A Rare Piece Of Good News For Oil Refiners; Renewable Diesel

There aren’t many growth stories in the oil industry as demand starts to decline and the price of gasoline and diesel stagnate, but an emerging specialist sector is starting to attract serious attention; renewable diesel.

Not to be confused with its close relation, biodiesel, the primary appeal of renewable diesel is that it achieves two objectives.

The feedstock for renewable diesel is primarily used cooking oil, animal fat and other waste products which are converted into a colorless, odorless fuel, which promise to generate strong profits in an industry struggling with over-supply and low prices.

Biodiesel, which is widely used in a number of countries, differs in that it uses high quality raw material and is produced through a different process and can vary in quality depending on the feedstock.

Until recently renewable diesel was very much a niche product which failed to attract mainstream investor interest.

Growth Opportunity In A Declining Industry

That could change after a leading investment bank, Morgan Stanley, took a close look at the opportunities opening up in renewable diesel as U.S. and international oil refiners make early moves to expand business in a declining industry.

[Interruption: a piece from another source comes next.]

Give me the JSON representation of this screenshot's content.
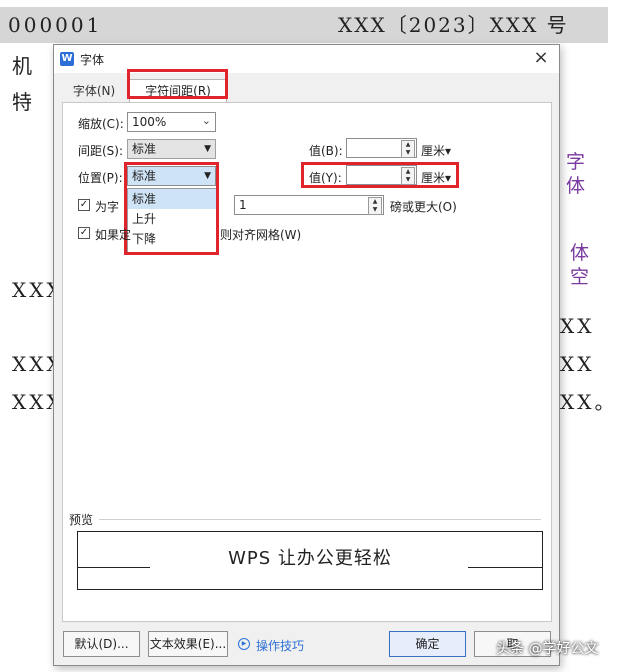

“The prospect of higher growth and better returns through renewable diesel is attracting U.S. refiners,” Morgan Stanley said in a research note sent to clients earlier this week.

“We expect carbon reduction efforts to drive incremental demand for renewable diesel, particularly commercial demand.

“Project economics are robust, with returns in excess of 30%-to-40%, supported by government subsidies.”

A technical explanation of the difference between renewable diesel and biodiesel is that renewable diesel is described as “hydrotreated vegetable oil” , or HVO. It can also be called advanced biofuel.

Traditional biodiesel can be called “fatty acid methyl ester”.

Morgan Stanley said that while both are made from organic biomass they are different products with differences found in their production process, cleanliness and quality.

The bank said the investment case for renewable diesel was compelling given that typical refining and midstream oil industry opportunities offer lower returns and less growth potential.

First Mover Advantage

“While a niche market that will likely be reliant on policy support for the forseeable future, renewable diesel nonetheless offers an attractive opportunity, particularly for first movers,” the bank said.

The most attractive current entry point for investors are the U.S. oil refiner, Valero, and Neste, a refiner based in Finland.

But other established oil refiners are also moving quickly to snatch a share of the relatively new business, including three U.S. refiners; Philips66, HollyFrontier and Marathon Petroleum.

“A flurry of renewable diesel announcements from U.S. refiners is catching attention,” Morgan Stanley said.

Dallas-based HollyFrontier and Houston-based Philips66 recently announced decisions to convert traditional oil refineries into renewable diesel facilities, according to Morgan Stanley.

Ohio headquartered Marathon Petroleum, the biggest U.S. oil refiner, said it was evaluating the potential conversion of its recently idled Martinez refinery in California into a renewable diesel facility.

Morgan Stanley said Finland’s Neste was its preferred renewable diesel investment because of its first mover advantage. Since hitting a Covid-19 low of $24.24 in mid-March Neste shares on the Helsinki stock exchange have risen by 134% to an all-time high of $56.72.

Strong growth is expected in demand for renewable diesel which currently accounts for around 0.5% of the 430 billion gallon a year global diesel market.

“Through a bottom up, State-by-State forecast, we see North American demand growing by an estimated 140% from 1 billion gallons a year in 2020 to 2.4 billion gallons a year by 2025,” Morgan Stanley said.

“Global consumption should more than double from 2.4 billion gallons a year in 2020 to 5.3 billion gallons a year in 2025.”

The bank said that there was room in the market for more supply growth “but the word is getting out”.

Risks to the case for renewable diesel included capacity overbuild, the ability to secure sustainable feedstock, competition from imports and other low carbon alternatives, and changes in government policy.